端的に言って、「人がいない」「出来高がない」「強く買い上げてくれる資金が存在しない」。そんな感じである。
日本の小型株が閑散状態となり儲からなくなってきた理由は、主に以下の2点にあると思う。
1.投資ファンドの資金が小型株に入ってこなくなった
ひふみ投信、大和投信などの小型株も買っていたファンドがめっきり小型株から遠ざかってしまった。特に大和投信(大和アセットマネジメントと今は言うそうだ)があまり買ってこなくなった影響が大きい。
2015年のsak氏のツイートから画像を拝借すると、当時、大和はこんな銘柄を大量に買ってくれていた。
今の時点から見ると、相当に地味な銘柄を大量に買ってくれている。
さらに2015年9月にはイチケンを10%超保有して、その他に下図の銘柄を5%超保有。地味どころが多い。
2015年10月は下図。
今でも大和は中小小型株を買っているけれども、以前ほど豪快に買ってはくれていない。
当時の感覚では、個人投資家が、業績がよく割安な小型株を開示を見て即買うと、ワンテンポ遅れて大和が買い上げてくれて、個人投資家がすんなり利確できた。
大和の豪快な買いが鳴りを潜めたことで、儲けにくくなってしまったというのはあると思う。
2.米国株に資金が行ってしまった
もう一つの日本の小型株の過疎化の原因は、投資資金が米国株に流れてしまったことにもありそうだ。

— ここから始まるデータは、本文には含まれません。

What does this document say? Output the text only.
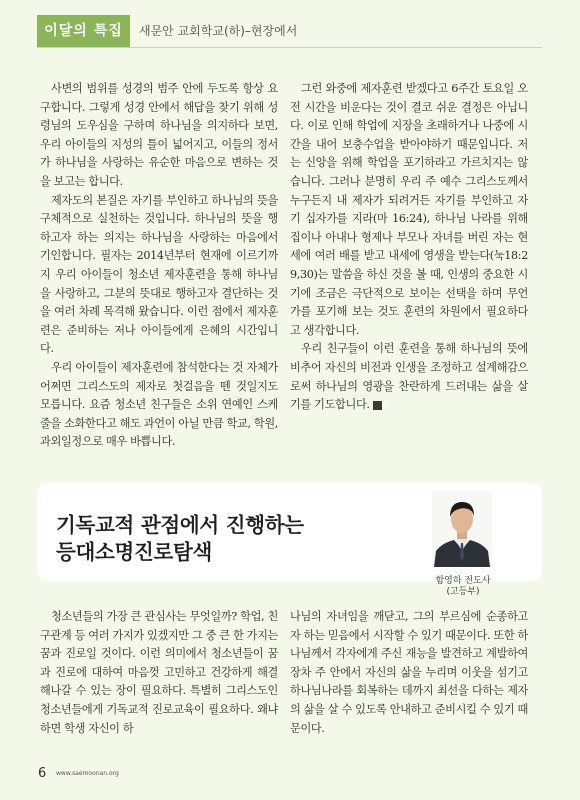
이달의 특집	새문안 교회학교(하)–현장에서

사변의 범위를 성경의 범주 안에 두도록 항상 요구합니다. 그렇게 성경 안에서 해답을 찾기 위해 성령님의 도우심을 구하며 하나님을 의지하다 보면, 우리 아이들의 지성의 틀이 넓어지고, 이들의 정서가 하나님을 사랑하는 유순한 마음으로 변하는 것을 보고는 합니다.

제자도의 본질은 자기를 부인하고 하나님의 뜻을 구체적으로 실천하는 것입니다. 하나님의 뜻을 행하고자 하는 의지는 하나님을 사랑하는 마음에서 기인합니다. 필자는 2014년부터 현재에 이르기까지 우리 아이들이 청소년 제자훈련을 통해 하나님을 사랑하고, 그분의 뜻대로 행하고자 결단하는 것을 여러 차례 목격해 왔습니다. 이런 점에서 제자훈련은 준비하는 저나 아이들에게 은혜의 시간입니다.

우리 아이들이 제자훈련에 참석한다는 것 자체가 어쩌면 그리스도의 제자로 첫걸음을 뗀 것일지도 모릅니다. 요즘 청소년 친구들은 소위 연예인 스케줄을 소화한다고 해도 과언이 아닐 만큼 학교, 학원, 과외일정으로 매우 바쁩니다.

그런 와중에 제자훈련 받겠다고 6주간 토요일 오전 시간을 비운다는 것이 결코 쉬운 결정은 아닙니다. 이로 인해 학업에 지장을 초래하거나 나중에 시간을 내어 보충수업을 받아야하기 때문입니다. 저는 신앙을 위해 학업을 포기하라고 가르치지는 않습니다. 그러나 분명히 우리 주 예수 그리스도께서 누구든지 내 제자가 되려거든 자기를 부인하고 자기 십자가를 지라(마 16:24), 하나님 나라를 위해 집이나 아내나 형제나 부모나 자녀를 버린 자는 현세에 여러 배를 받고 내세에 영생을 받는다(눅18:29,30)는 말씀을 하신 것을 볼 때, 인생의 중요한 시기에 조금은 극단적으로 보이는 선택을 하며 무언가를 포기해 보는 것도 훈련의 차원에서 필요하다고 생각합니다.

우리 친구들이 이런 훈련을 통해 하나님의 뜻에 비추어 자신의 비전과 인생을 조정하고 설계해감으로써 하나님의 영광을 찬란하게 드러내는 삶을 살기를 기도합니다. A

기독교적 관점에서 진행하는
등대소명진로탐색
함영하 전도사
(고등부)

청소년들의 가장 큰 관심사는 무엇일까? 학업, 친구관계 등 여러 가지가 있겠지만 그 중 큰 한 가지는 꿈과 진로일 것이다. 이런 의미에서 청소년들이 꿈과 진로에 대하여 마음껏 고민하고 건강하게 해결해나갈 수 있는 장이 필요하다. 특별히 그리스도인 청소년들에게 기독교적 진로교육이 필요하다. 왜냐하면 학생 자신이 하

나님의 자녀임을 깨닫고, 그의 부르심에 순종하고자 하는 믿음에서 시작할 수 있기 때문이다. 또한 하나님께서 각자에게 주신 재능을 발견하고 계발하여 장차 주 안에서 자신의 삶을 누리며 이웃을 섬기고 하나님나라를 회복하는 데까지 최선을 다하는 제자의 삶을 살 수 있도록 안내하고 준비시킬 수 있기 때문이다.

6 www.saemoonan.org
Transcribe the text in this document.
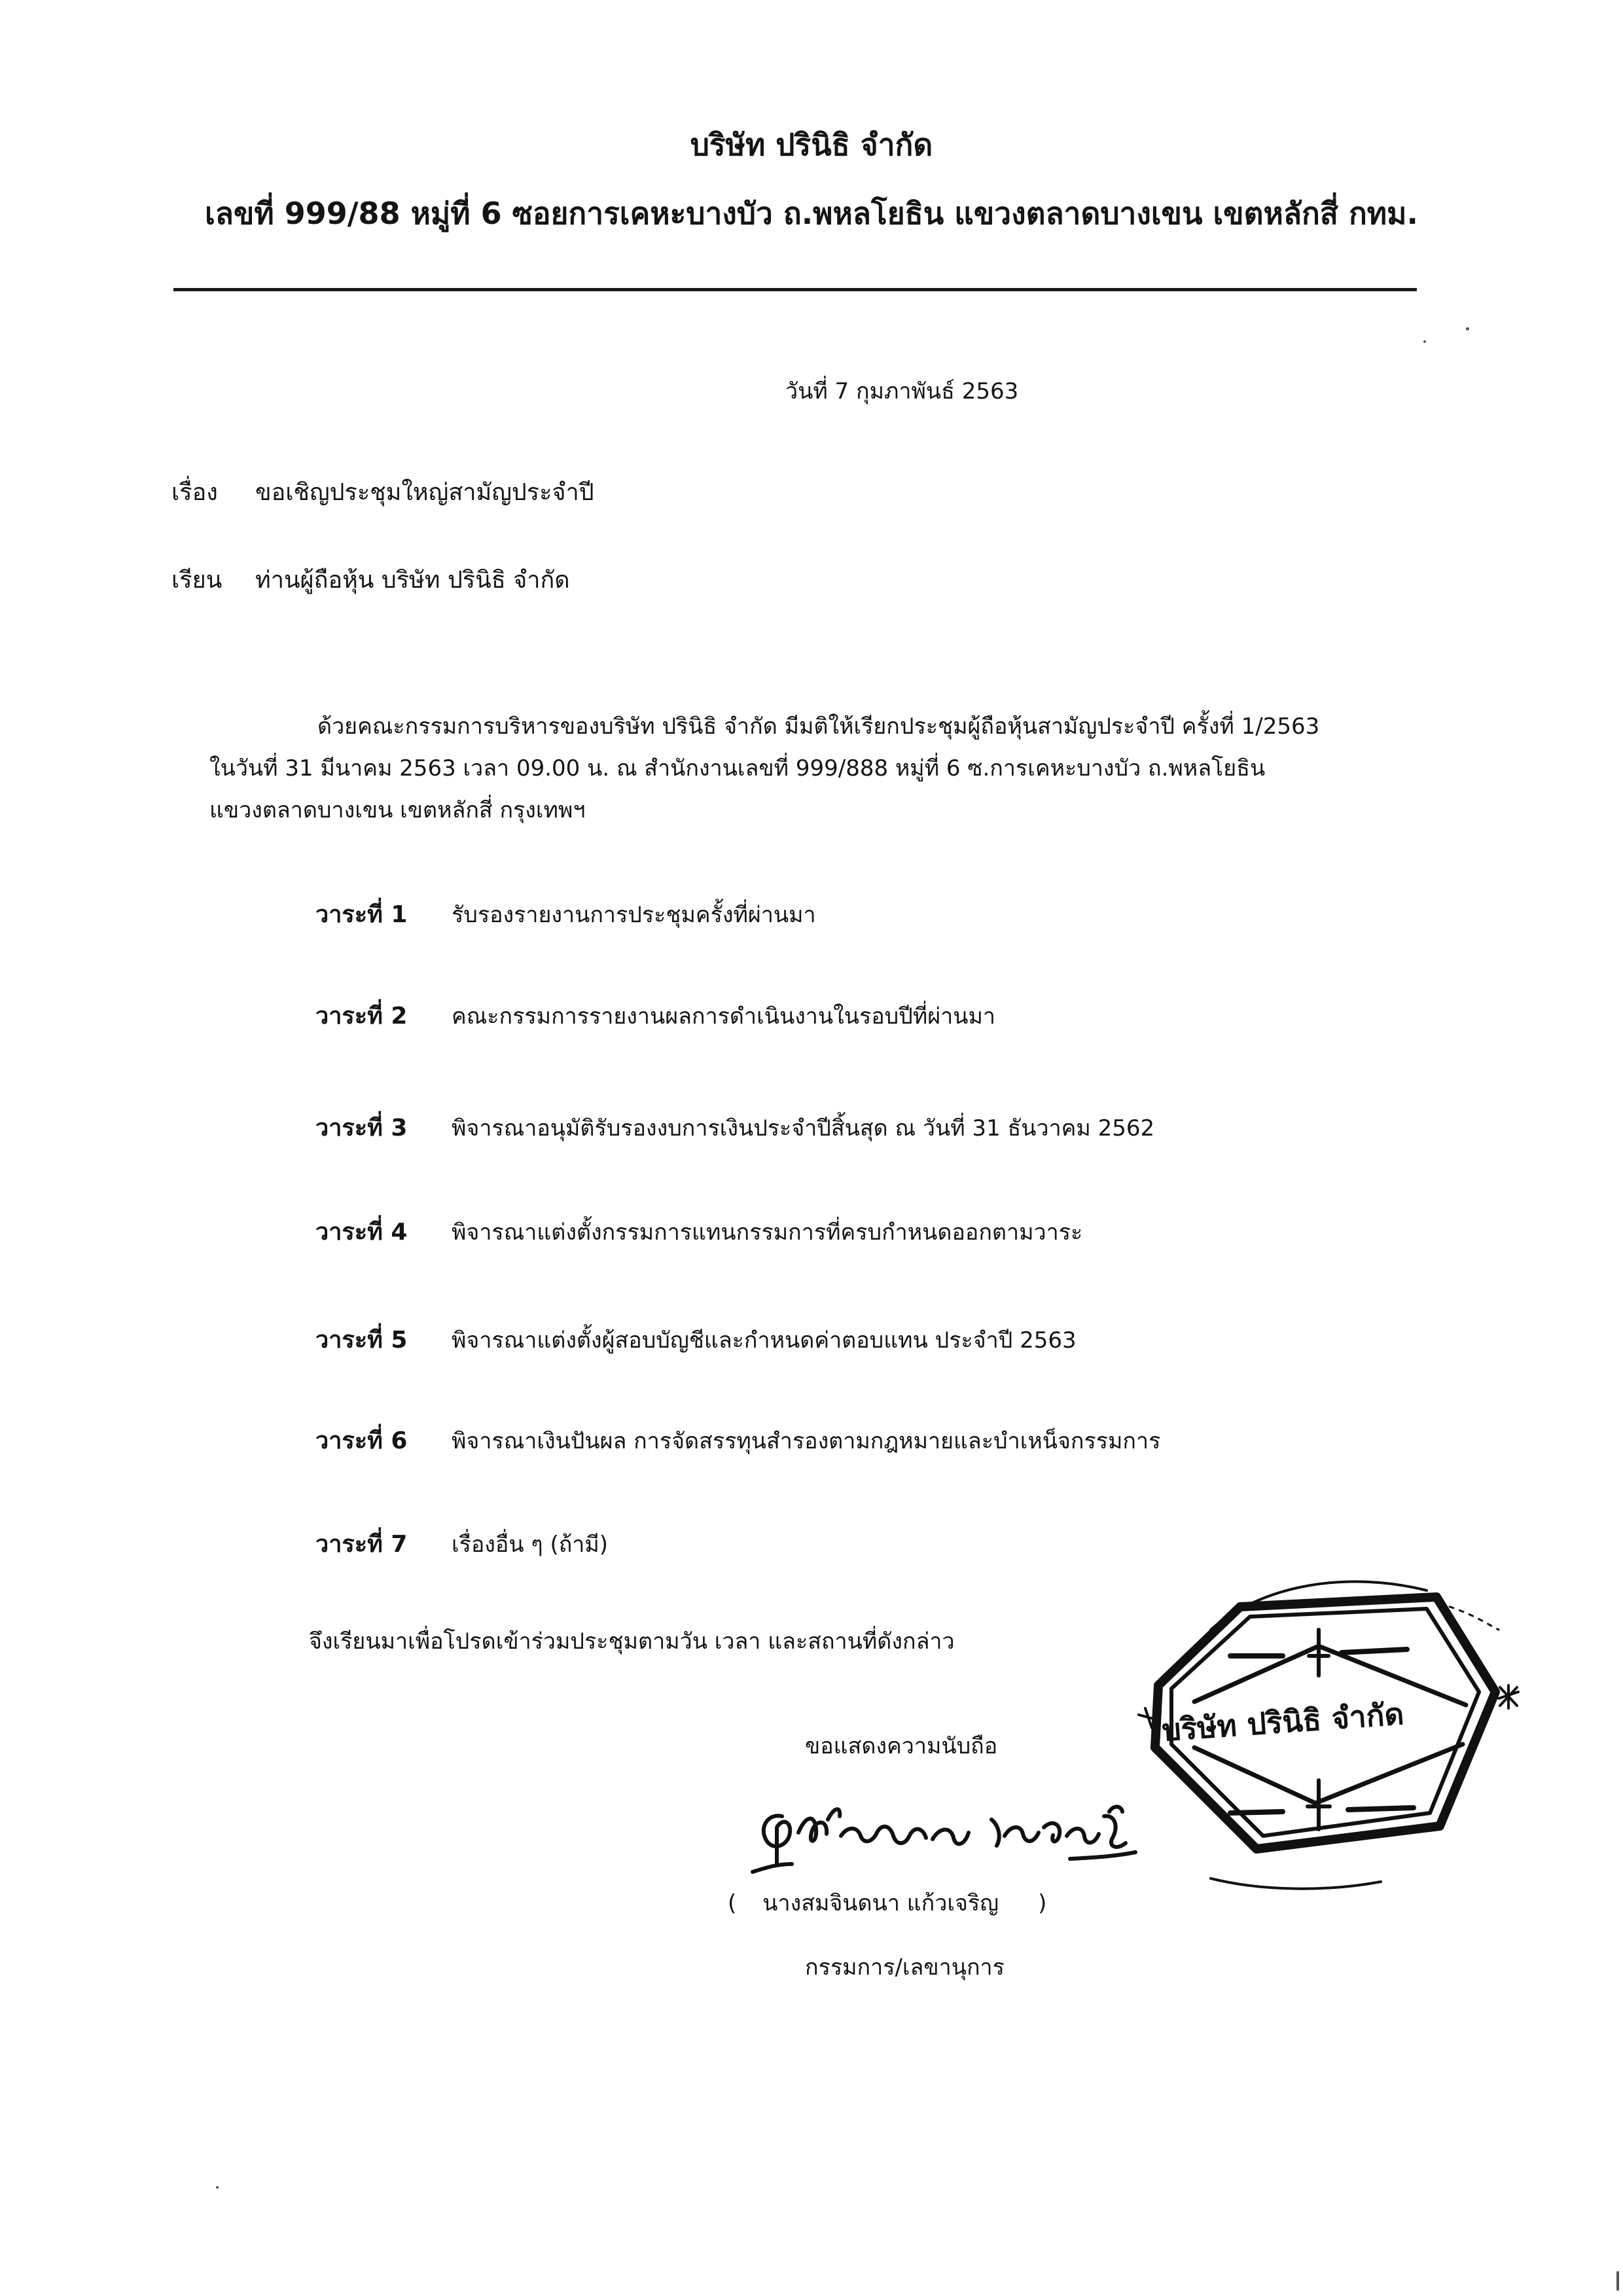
บริษัท ปรินิธิ จำกัด
เลขที่ 999/88 หมู่ที่ 6 ซอยการเคหะบางบัว ถ.พหลโยธิน แขวงตลาดบางเขน เขตหลักสี่ กทม.
วันที่ 7 กุมภาพันธ์ 2563
เรื่อง ขอเชิญประชุมใหญ่สามัญประจำปี
เรียน ท่านผู้ถือหุ้น บริษัท ปรินิธิ จำกัด
ด้วยคณะกรรมการบริหารของบริษัท ปรินิธิ จำกัด มีมติให้เรียกประชุมผู้ถือหุ้นสามัญประจำปี ครั้งที่ 1/2563
ในวันที่ 31 มีนาคม 2563 เวลา 09.00 น. ณ สำนักงานเลขที่ 999/888 หมู่ที่ 6 ซ.การเคหะบางบัว ถ.พหลโยธิน
แขวงตลาดบางเขน เขตหลักสี่ กรุงเทพฯ
วาระที่ 1 รับรองรายงานการประชุมครั้งที่ผ่านมา
วาระที่ 2 คณะกรรมการรายงานผลการดำเนินงานในรอบปีที่ผ่านมา
วาระที่ 3 พิจารณาอนุมัติรับรองงบการเงินประจำปีสิ้นสุด ณ วันที่ 31 ธันวาคม 2562
วาระที่ 4 พิจารณาแต่งตั้งกรรมการแทนกรรมการที่ครบกำหนดออกตามวาระ
วาระที่ 5 พิจารณาแต่งตั้งผู้สอบบัญชีและกำหนดค่าตอบแทน ประจำปี 2563
วาระที่ 6 พิจารณาเงินปันผล การจัดสรรทุนสำรองตามกฎหมายและบำเหน็จกรรมการ
วาระที่ 7 เรื่องอื่น ๆ (ถ้ามี)
จึงเรียนมาเพื่อโปรดเข้าร่วมประชุมตามวัน เวลา และสถานที่ดังกล่าว
ขอแสดงความนับถือ
( นางสมจินดนา แก้วเจริญ )
กรรมการ/เลขานุการ
บริษัท ปรินิธิ จำกัด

こちらの記事によれば、日本の投資家の米国株の売買高が20兆円にまで増えているのだとか。マザーズの売買高が24兆円で、ほぼマザーズ一つ分の資金が米国株に流れているのである。これではマザーズやジャスダック、東証二部が過疎るのもむべなるかなである。
若い投資を始めたばかりの人は米国株に流れているようだ。
他に仕手筋が検挙されて、祭りのような銘柄が減ったせいもあるだろう。
消えた仕手筋
加藤あきら氏 2015年起訴、2011年新日本理化などを仕手化。
ミハイル・ジョウダン爺さん 2013年頃消える
山田亨(とんぴん)氏 2021年逮捕
※私は仕手筋の恩恵をあまり受けたことがないが、仕手筋の方々が相場を盛り上げてくれると小型株市場が全体的に温まるので、居てくれた方がありがたい。
投資ファンドの資金、個人の資金の両方が日本の小型株から流れてしまったことが過疎化につながり儲けにくくなった原因だと思う。
他に暗号資産に資金が行ったという意見もあった。確かにそのとおりで、GMOコインだけでも一ヶ月の暗号資産の売買高は30兆円ほどある。
今は仮想通貨なんかもあるし、投資対象が分散して資金が分散しちゃってるのもありそう…
— ぱすてる (@sirofanta) May 16, 2021
追記:大和の資金はキラキラグロースへ行った?
大和中小型株マザーファンドの組入資産明細表(2020年8月末時点)を見ると、小型株を買ってはいてもグロース重視に変わっていることがわかる。バリュー投資系個人は儲からなくても、グロース投資系個人は大和の買いで儲かっているのかもしれない。
大和の主な売買銘柄で比べると2015年は下図。2015年8月の純資産総額は3億円強。JR西日本、ノジマ、東北電力、いすず自動車などバリューっぽい銘柄が並ぶ。
2020年の主な売買銘柄は下図で、純資産総額(8月末)は7.8億円。AI INSIDE、ラクスル、弁護士ドットコムなどグロースで高PER銘柄が目立つ。
地味系バリュー銘柄から、キラキラグロース銘柄への転換が伺える。